Benson has worked to overcome a shyness that is apparent in her soft-spoken girlishness, but that disappears when she talks about music.

"My mom pushed me into every area. She didn't care if I was shy or not," Benson said.

She had moments when her shyness got the best of her. As a teenager, Benson sang on stage with the gospel great Luther Barnes and "broke down" in the middle of a song.

It was Barnes who told Sharon Benson that her daughter had a special talent that needed to be guided toward professional recordings.

Candace Benson has recorded locally with her brother, the singer Terrance Lyles, when Benson has incorporated touches from her musical influences. There's the expected (Mary Mary and Smokie Norful) and the unexpected (Sting).

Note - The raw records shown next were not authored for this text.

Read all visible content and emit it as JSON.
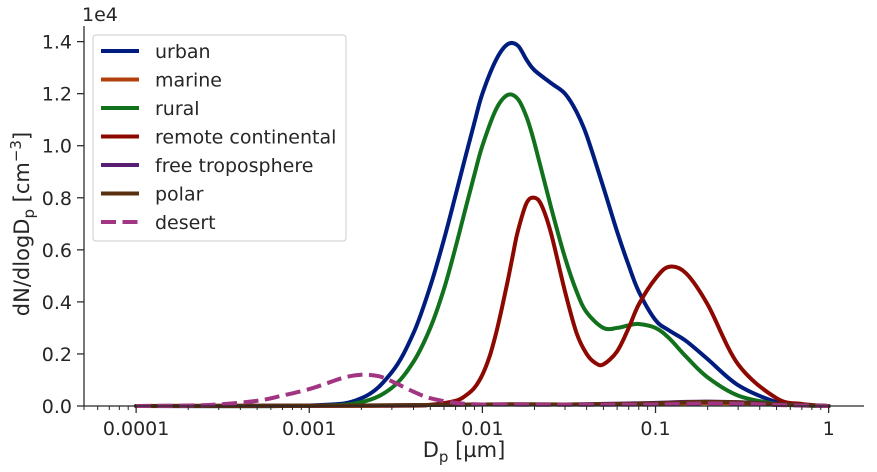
{
  "chart_data": {
    "type": "line",
    "xscale": "log",
    "xlim": [
      5e-05,
      1.6
    ],
    "ylim": [
      0,
      14600
    ],
    "xlabel": {
      "main": "D",
      "sub": "p",
      "unit": " [µm]"
    },
    "ylabel": {
      "main": "dN/dlogD",
      "sub": "p",
      "unit": " [cm",
      "sup": "−3",
      "end": "]"
    },
    "y_offset_label": "1e4",
    "x_ticks": [
      {
        "value": 0.0001,
        "label": "0.0001"
      },
      {
        "value": 0.001,
        "label": "0.001"
      },
      {
        "value": 0.01,
        "label": "0.01"
      },
      {
        "value": 0.1,
        "label": "0.1"
      },
      {
        "value": 1,
        "label": "1"
      }
    ],
    "y_ticks": [
      {
        "value": 0,
        "label": "0.0"
      },
      {
        "value": 2000,
        "label": "0.2"
      },
      {
        "value": 4000,
        "label": "0.4"
      },
      {
        "value": 6000,
        "label": "0.6"
      },
      {
        "value": 8000,
        "label": "0.8"
      },
      {
        "value": 10000,
        "label": "1.0"
      },
      {
        "value": 12000,
        "label": "1.2"
      },
      {
        "value": 14000,
        "label": "1.4"
      }
    ],
    "grid": false,
    "legend_position": "top-left",
    "series": [
      {
        "name": "urban",
        "color": "#001c7f",
        "dash": "solid",
        "x": [
          0.0001,
          0.001,
          0.002,
          0.003,
          0.004,
          0.005,
          0.006,
          0.007,
          0.008,
          0.009,
          0.01,
          0.012,
          0.014,
          0.016,
          0.018,
          0.02,
          0.025,
          0.03,
          0.035,
          0.04,
          0.05,
          0.06,
          0.07,
          0.08,
          0.1,
          0.12,
          0.15,
          0.2,
          0.3,
          0.5,
          0.7,
          1
        ],
        "y": [
          0,
          20,
          300,
          1300,
          2800,
          4600,
          6400,
          8100,
          9600,
          10900,
          12000,
          13300,
          13900,
          13850,
          13300,
          12900,
          12400,
          12000,
          11300,
          10400,
          8400,
          6700,
          5400,
          4400,
          3300,
          2900,
          2500,
          1800,
          800,
          150,
          40,
          0
        ]
      },
      {
        "name": "marine",
        "color": "#b1400d",
        "dash": "solid",
        "x": [
          0.0001,
          0.002,
          0.005,
          0.01,
          0.03,
          0.05,
          0.1,
          0.2,
          0.3,
          0.5,
          1
        ],
        "y": [
          0,
          10,
          40,
          60,
          60,
          70,
          90,
          110,
          100,
          60,
          0
        ]
      },
      {
        "name": "rural",
        "color": "#12711c",
        "dash": "solid",
        "x": [
          0.0001,
          0.001,
          0.002,
          0.003,
          0.004,
          0.005,
          0.006,
          0.007,
          0.008,
          0.009,
          0.01,
          0.012,
          0.014,
          0.016,
          0.018,
          0.02,
          0.025,
          0.03,
          0.035,
          0.04,
          0.05,
          0.06,
          0.07,
          0.08,
          0.1,
          0.12,
          0.15,
          0.2,
          0.3,
          0.5,
          0.7,
          1
        ],
        "y": [
          0,
          10,
          150,
          700,
          1700,
          3000,
          4500,
          6100,
          7600,
          8900,
          10000,
          11400,
          11950,
          11800,
          11100,
          10100,
          7600,
          5700,
          4400,
          3600,
          3000,
          3000,
          3100,
          3150,
          3000,
          2600,
          1900,
          1100,
          400,
          80,
          20,
          0
        ]
      },
      {
        "name": "remote continental",
        "color": "#8c0800",
        "dash": "solid",
        "x": [
          0.0001,
          0.003,
          0.005,
          0.007,
          0.008,
          0.009,
          0.01,
          0.011,
          0.012,
          0.013,
          0.014,
          0.015,
          0.016,
          0.018,
          0.02,
          0.022,
          0.025,
          0.03,
          0.035,
          0.04,
          0.045,
          0.05,
          0.06,
          0.07,
          0.08,
          0.1,
          0.12,
          0.15,
          0.2,
          0.3,
          0.5,
          0.7,
          1
        ],
        "y": [
          0,
          10,
          50,
          200,
          400,
          700,
          1200,
          1900,
          2800,
          3800,
          4800,
          5800,
          6700,
          7800,
          8000,
          7700,
          6600,
          4400,
          2800,
          2000,
          1650,
          1600,
          2100,
          3000,
          3900,
          4900,
          5350,
          5100,
          3900,
          1600,
          300,
          80,
          0
        ]
      },
      {
        "name": "free troposphere",
        "color": "#591e71",
        "dash": "solid",
        "x": [
          0.0001,
          0.002,
          0.005,
          0.01,
          0.03,
          0.05,
          0.1,
          0.15,
          0.2,
          0.3,
          0.5,
          1
        ],
        "y": [
          0,
          20,
          40,
          60,
          60,
          80,
          120,
          160,
          170,
          150,
          80,
          0
        ]
      },
      {
        "name": "polar",
        "color": "#592f0d",
        "dash": "solid",
        "x": [
          0.0001,
          0.002,
          0.005,
          0.01,
          0.03,
          0.05,
          0.1,
          0.15,
          0.2,
          0.3,
          0.5,
          1
        ],
        "y": [
          0,
          20,
          40,
          60,
          60,
          70,
          100,
          140,
          160,
          140,
          70,
          0
        ]
      },
      {
        "name": "desert",
        "color": "#a23582",
        "dash": "dashed",
        "x": [
          0.0001,
          0.0002,
          0.0003,
          0.0005,
          0.0007,
          0.001,
          0.0013,
          0.0016,
          0.002,
          0.0025,
          0.003,
          0.004,
          0.005,
          0.007,
          0.01,
          0.02,
          0.05,
          0.1,
          0.2,
          0.3,
          0.5,
          1
        ],
        "y": [
          0,
          20,
          60,
          200,
          400,
          650,
          900,
          1100,
          1200,
          1150,
          950,
          550,
          300,
          120,
          60,
          50,
          50,
          60,
          100,
          90,
          40,
          0
        ]
      }
    ]
  }
}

At MCCC, Benson sings in several choirs with repertoires that include classical music, show tunes, and Negro spirituals. Benson also has started a gospel choir at the school and is music director at Bethel A.M.E. Church in West Chester.

"Some singers are really so infatuated with their own sound, and it's hard to get them in a choral situation," said Andrew Kosciesza, an associate professor and coordinator of MCCC's music department. "Candace is always willing to be part of the larger picture, to be part of the group sound. But we've featured her as a soloist many times."

In March, Benson and her parents drove to Glenn Dale, Md., for the Sunday Best auditions. She previously had auditioned for The Voice and did not make it.

Benson stood in a line in the rain with hundreds of other people, some of whom had camped out.

She made it past two rounds of auditions and then had to sing before the judging panel of McClurkin and singers Kierra Sheard, Yolanda Adams, and Kim Burrell.

Benson barely had begun singing when McClurkin cut her off and said - seemingly without consulting his fellow judges - "You have a yes from all of us."

Benson watches the show every Sunday.

At the same time, she is sometime texting with her audio production teacher, Michael Kelly, who says he struggles to reconcile her commanding presence on Sunday Best with the quiet student on campus, whose attitude, Kelly said, is that she's "just this girl who sings."